How to Start Running and Stay Running

5 Ways to Manage Overwhelm and Stay Stress-Free-Sarah Canney (2).png

On occasion I'm asked "I want to start running. How do I do it?" The real question isn't "how do I run?" because intuitively we all know how . If you read between the lines, what people really want to know is how they can run and avoid injury and pain. They want to know how to make running enjoyable.

Even though running is hard work  it can be enjoyable. Don't be fooled though, coming to a place where running is enjoyable doesn't mean it stops being hard. It takes a commitment and a lot of time. Running always takes effort, but most people who start running realize there can be joy in that effort. It's the satisfaction of a job well done. It's the the pride you feel in meeting your goals. It's the confidence of transforming your body. It's the amazement of doing something you once thought impossible. There's no doubt it is a challenge, but the reward is worth it. If you're up for the challenge here's how to get started...

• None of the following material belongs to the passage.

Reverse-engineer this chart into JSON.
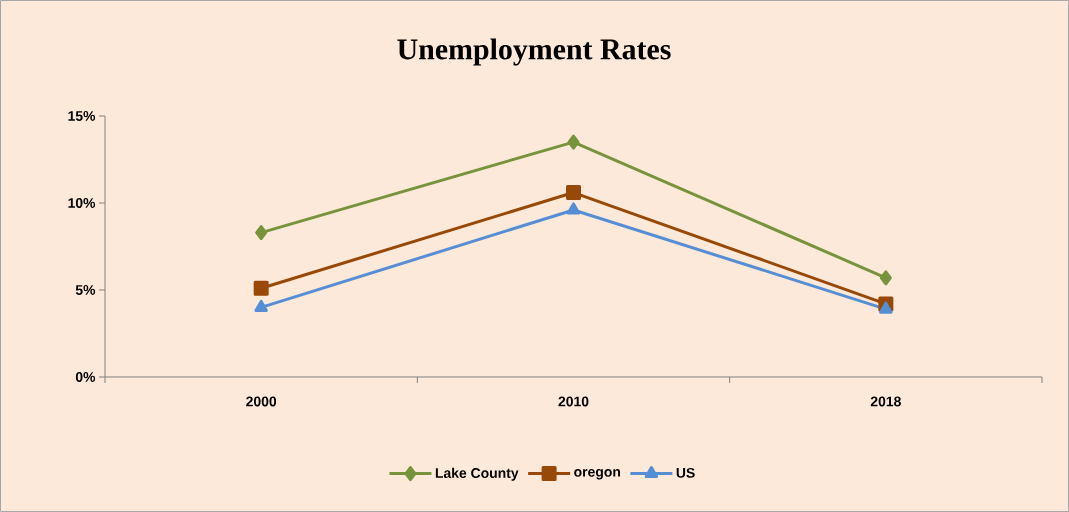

Schedule a Physical Therapy Assessment: The more I learn more about the weakness and imbalance in my own body the more I become a advocate of knowing where you are weak and working to strengthen it. Weak areas in the body, under stress, will become injuries. Running is a big stressor on the body and you will notice things will start to break down resulting in injury. Finding out those weakness and working to correct them before you even start running is the first step towards ensuring that you will continue to run after you begin. Consider scheduling an appointment with a physical therapist. If you don't have a physicians referral you can still schedule an appointment. I've found the price of a PT assessment (out of pocket) is anywhere from $130 to $180 [this may vary based on where you live]; additional sessions tend to be less. Injuries can derail even the most motivated person, a preventative visit to the PT will keep you running strong.

Start Slow: Start slow. If you have never run before incorporate intervals of running and walking. Commit to starting with ten minutes a day either on the road or the treadmill. Start with a minute of running followed by two or three minutes of walking (until you're heart rate and breath come down), then run again for a minute. Repeat these cycles for ten minutes. As you become more comfortable with the running intervals begin to increase those. Try running for two minutes and walk for three. Continue to increase the running interval and try to decrease the walking interval until you can run continuously for ten minutes. Once you can run continuously for ten minutes try to add time in 2-3 minute increments to increase your overall time running. And don't be afraid to drop back or include walk breaks, not every run needs to be longer than the previous. 

Set a Goal: One of the best ways to ensure you stick to your new running regimen is to sign up for a local 5K. Having a race to train for makes your goal specific. Put the race on your calendar and start working towards the goal of finishing it. Knowing that you are working towards a goal will help keep you motivated in the moments that don't feel enjoyable.

Accountability: Rally friends who will support you. Avoid the 'friends' who make fun of your efforts or offer a defeatist mentality. If none of your friends or family are willing to offer support consider joining a local running club. Sometimes this can be intimidating, but everyone runner started somewhere and most are incredibly friendly and eager to help someone who wants to start running. A local club can be a great resource for accountability , motivation and experience.

Take Care of your Body: If you do see a physical therapist make the exercises they prescribe part of a weekly strength plan. Focus on moves that strengthen your hips and core. Keep yourself limber with a dynamic warmup before running and static stretching and foam rolling after. And another great tool to help reduce shin splints and ensure that your feet, shins and ankles stay strong is to incorporate daily foot drills. Also, consider adding regular massages and chiropractic visits to your calendar.

Running can be an incredibly gratifying and enjoyable hobby. By following a few of these tips you'll be off to a great start!

How did you start running? What keeps you running?